La avidez patrimonialista. Al presidente López Obrador le ha costado sangre entender que, más temprano que tarde, la fantasía de una permanencia indefinida de su liderazgo ‘puro’ y ‘transformador’ en el poder deviene en su entorno insaciable avidez patrimonialista. La causa ‘transformadora’ se vuelve pulsión de seguir disponiendo sin límites temporales —y sin frenos ni contrapesos— del patrimonio, los recursos y los resortes de decisión de la administración pública y el estado, como si fueran patrimonio propio, herencia familiar, botín de los allegados. En ese sentido, la sola idea de renovación periódica del poder se convierte para ellos en amenaza de ver revelados por los sucesores los quebrantos producidos por su gestión, con la consecuencia de ser sometidos sus exponentes al rigor de la rendición de cuentas y a las correspondientes sanciones de orden social, político y/o legal. Pero al Presidente tampoco le cabe en la cabeza el cambio de los tiempos. Las revelaciones ya no esperan los ajustes de tuercas de los sucesores. Las tecnologías digitales terminan por descubrirlo todo y a todas horas. Y los descubrimientos circulan libremente por las redes y por los nuevos y los viejos medios, que transitaron de la dependencia del estado a su inserción en el mercado de las noticias y de las revelaciones de los vicios públicos y privados del poder. Al presidente le puede resultar una novedad insólita, neoliberal o corrupta, pero hace 200 años que Edmund Burke ubicó a la prensa como cuarto estamento —o cuarto poder— con la misión de ejercer la vigilancia de los demás poderes.

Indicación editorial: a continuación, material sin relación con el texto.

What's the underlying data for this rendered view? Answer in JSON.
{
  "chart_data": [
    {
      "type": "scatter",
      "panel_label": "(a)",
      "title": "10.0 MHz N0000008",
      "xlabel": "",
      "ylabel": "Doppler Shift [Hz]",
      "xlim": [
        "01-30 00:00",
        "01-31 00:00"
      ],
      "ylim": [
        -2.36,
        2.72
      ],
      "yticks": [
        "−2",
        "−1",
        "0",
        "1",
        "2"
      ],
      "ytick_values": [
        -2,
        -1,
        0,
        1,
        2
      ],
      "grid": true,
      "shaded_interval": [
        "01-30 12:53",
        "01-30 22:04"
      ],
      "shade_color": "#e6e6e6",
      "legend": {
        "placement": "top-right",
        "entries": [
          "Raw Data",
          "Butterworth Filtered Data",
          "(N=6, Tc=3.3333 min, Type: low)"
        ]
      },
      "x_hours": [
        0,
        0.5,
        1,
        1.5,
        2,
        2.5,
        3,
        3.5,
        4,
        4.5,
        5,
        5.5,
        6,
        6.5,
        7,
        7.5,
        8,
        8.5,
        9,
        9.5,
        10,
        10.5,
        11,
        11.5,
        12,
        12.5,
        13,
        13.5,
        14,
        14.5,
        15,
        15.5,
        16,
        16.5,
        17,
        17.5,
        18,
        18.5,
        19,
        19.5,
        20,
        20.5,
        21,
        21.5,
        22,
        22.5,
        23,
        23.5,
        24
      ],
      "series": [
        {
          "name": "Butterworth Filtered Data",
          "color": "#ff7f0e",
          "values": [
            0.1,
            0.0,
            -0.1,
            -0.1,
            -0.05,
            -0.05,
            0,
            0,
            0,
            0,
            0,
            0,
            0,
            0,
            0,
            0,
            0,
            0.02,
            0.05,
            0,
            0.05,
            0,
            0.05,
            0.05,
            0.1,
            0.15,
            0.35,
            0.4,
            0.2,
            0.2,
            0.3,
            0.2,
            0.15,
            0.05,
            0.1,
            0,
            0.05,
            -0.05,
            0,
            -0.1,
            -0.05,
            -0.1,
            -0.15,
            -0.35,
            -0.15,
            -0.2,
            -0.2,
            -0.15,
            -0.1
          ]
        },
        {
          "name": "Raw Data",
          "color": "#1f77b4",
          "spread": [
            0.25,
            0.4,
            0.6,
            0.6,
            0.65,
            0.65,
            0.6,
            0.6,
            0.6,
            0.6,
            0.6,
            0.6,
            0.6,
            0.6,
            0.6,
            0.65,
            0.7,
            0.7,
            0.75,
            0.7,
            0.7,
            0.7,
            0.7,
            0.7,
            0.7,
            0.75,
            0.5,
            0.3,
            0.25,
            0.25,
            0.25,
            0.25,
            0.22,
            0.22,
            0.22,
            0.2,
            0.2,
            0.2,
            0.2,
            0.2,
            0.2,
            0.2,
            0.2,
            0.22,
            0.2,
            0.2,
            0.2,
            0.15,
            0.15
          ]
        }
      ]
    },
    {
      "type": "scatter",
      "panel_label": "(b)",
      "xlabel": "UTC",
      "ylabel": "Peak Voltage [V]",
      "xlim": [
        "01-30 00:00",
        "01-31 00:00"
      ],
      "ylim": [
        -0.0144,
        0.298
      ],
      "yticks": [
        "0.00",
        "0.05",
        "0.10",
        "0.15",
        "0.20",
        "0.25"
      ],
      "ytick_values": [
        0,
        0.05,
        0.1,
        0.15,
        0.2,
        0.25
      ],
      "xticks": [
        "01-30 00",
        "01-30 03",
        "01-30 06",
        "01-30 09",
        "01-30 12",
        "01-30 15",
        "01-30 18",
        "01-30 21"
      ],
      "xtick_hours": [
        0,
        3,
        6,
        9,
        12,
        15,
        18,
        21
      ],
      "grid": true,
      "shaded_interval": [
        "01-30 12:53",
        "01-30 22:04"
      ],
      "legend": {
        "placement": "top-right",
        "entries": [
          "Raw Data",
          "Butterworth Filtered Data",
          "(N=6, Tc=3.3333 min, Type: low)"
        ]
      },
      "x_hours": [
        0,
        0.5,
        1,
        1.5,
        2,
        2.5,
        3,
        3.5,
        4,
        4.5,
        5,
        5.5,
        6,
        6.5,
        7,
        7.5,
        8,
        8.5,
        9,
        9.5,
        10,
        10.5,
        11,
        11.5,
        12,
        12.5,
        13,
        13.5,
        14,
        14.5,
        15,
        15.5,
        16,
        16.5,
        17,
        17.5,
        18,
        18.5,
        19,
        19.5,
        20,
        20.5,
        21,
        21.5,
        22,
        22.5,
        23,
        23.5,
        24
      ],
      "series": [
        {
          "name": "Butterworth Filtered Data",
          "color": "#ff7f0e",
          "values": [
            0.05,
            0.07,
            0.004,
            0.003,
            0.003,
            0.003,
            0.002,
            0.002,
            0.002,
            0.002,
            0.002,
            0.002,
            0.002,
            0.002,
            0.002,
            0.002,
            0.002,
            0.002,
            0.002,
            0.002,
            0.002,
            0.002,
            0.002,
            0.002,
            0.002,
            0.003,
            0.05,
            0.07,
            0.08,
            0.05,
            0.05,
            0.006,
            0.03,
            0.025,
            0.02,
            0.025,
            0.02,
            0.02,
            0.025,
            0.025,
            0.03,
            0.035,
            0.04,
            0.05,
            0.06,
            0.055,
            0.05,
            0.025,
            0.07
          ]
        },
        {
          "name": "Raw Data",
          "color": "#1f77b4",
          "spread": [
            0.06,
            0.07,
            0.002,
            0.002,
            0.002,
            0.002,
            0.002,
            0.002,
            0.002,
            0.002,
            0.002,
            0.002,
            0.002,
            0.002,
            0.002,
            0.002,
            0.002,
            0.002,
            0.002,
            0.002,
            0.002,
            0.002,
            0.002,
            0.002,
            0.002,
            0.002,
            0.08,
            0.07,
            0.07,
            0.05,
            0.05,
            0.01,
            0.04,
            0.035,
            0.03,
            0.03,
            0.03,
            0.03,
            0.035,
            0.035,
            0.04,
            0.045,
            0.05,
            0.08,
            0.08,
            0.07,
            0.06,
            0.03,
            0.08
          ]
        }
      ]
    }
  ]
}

No pago para que me enmienden. Arrecia la tormenta de revelaciones de corrupción y trágico de influencias en la familia presidencial, así como en la cabeza del fortalecido —y enriquecido— sustento militar del régimen, sin respuestas convincentes. Sólo insultos a la prensa y aprestos de perpetuidad en el poder por la vía de someter los procesos electorales a palacio, acotados en parte por la Corte, que a su vez recibe del presidente más insultos y amenazas de desnaturalización y estrangulamiento financiero. Otra vez, actuando como dueño privado del dinero público. López Obrador ha llevado al paroxismo la célebre justificación patrimonialista: ‘no pago para que me peguen’, del presidente López Portillo, al retirarle la publicidad oficial a Proceso como quien se guarda la cartera con su lana al disponer de una partida del presupuesto público. No pago para que me controlen y me enmienden mis actos inconstitucionales, le está diciendo López Obrador a la Corte al aprontarse a despojarla de su patrimonio financiero, sustento de su independencia, y de los recursos públicos que le corresponden. No pago para que me obliguen a cumplir la Constitución en materia electoral, le dijo con sus decisiones el Presidente al INE, tras ordenarle a sus legisladores la mutilación presupuestaria y la aprobación inconstitucional de una legislación secundaria para desvanecerlo. No pago un comisionado más del Instituto Nacional de Acceso a la Información para que luego me saquen los trapos al sol familiares, se pudo leer en las indicaciones presidenciales trasmitidas a través del inclasificable secretario de Gobernación.

¿Estrategia o delirio? Reelegirse, lo que es reelegirse, no podría. Pero al anunciar las iniciativas de reformas constitucionales —pro-ejército y contra Corte e INE— que presentaría en septiembre de 2024 —ante una nueva legislatura y con presidenta o presidente electos— estaría dictando el programa legislativo del siguiente sexenio, a menos de 30 días de la expiración del propio. ¿Se propone seguir al mando a través de su sucesora o sucesor? ¿Estrategia de campaña con la Corte como enemiga del pueblo? ¿O delirio de agonía y aflicción por el poder que inexorablemente escapa?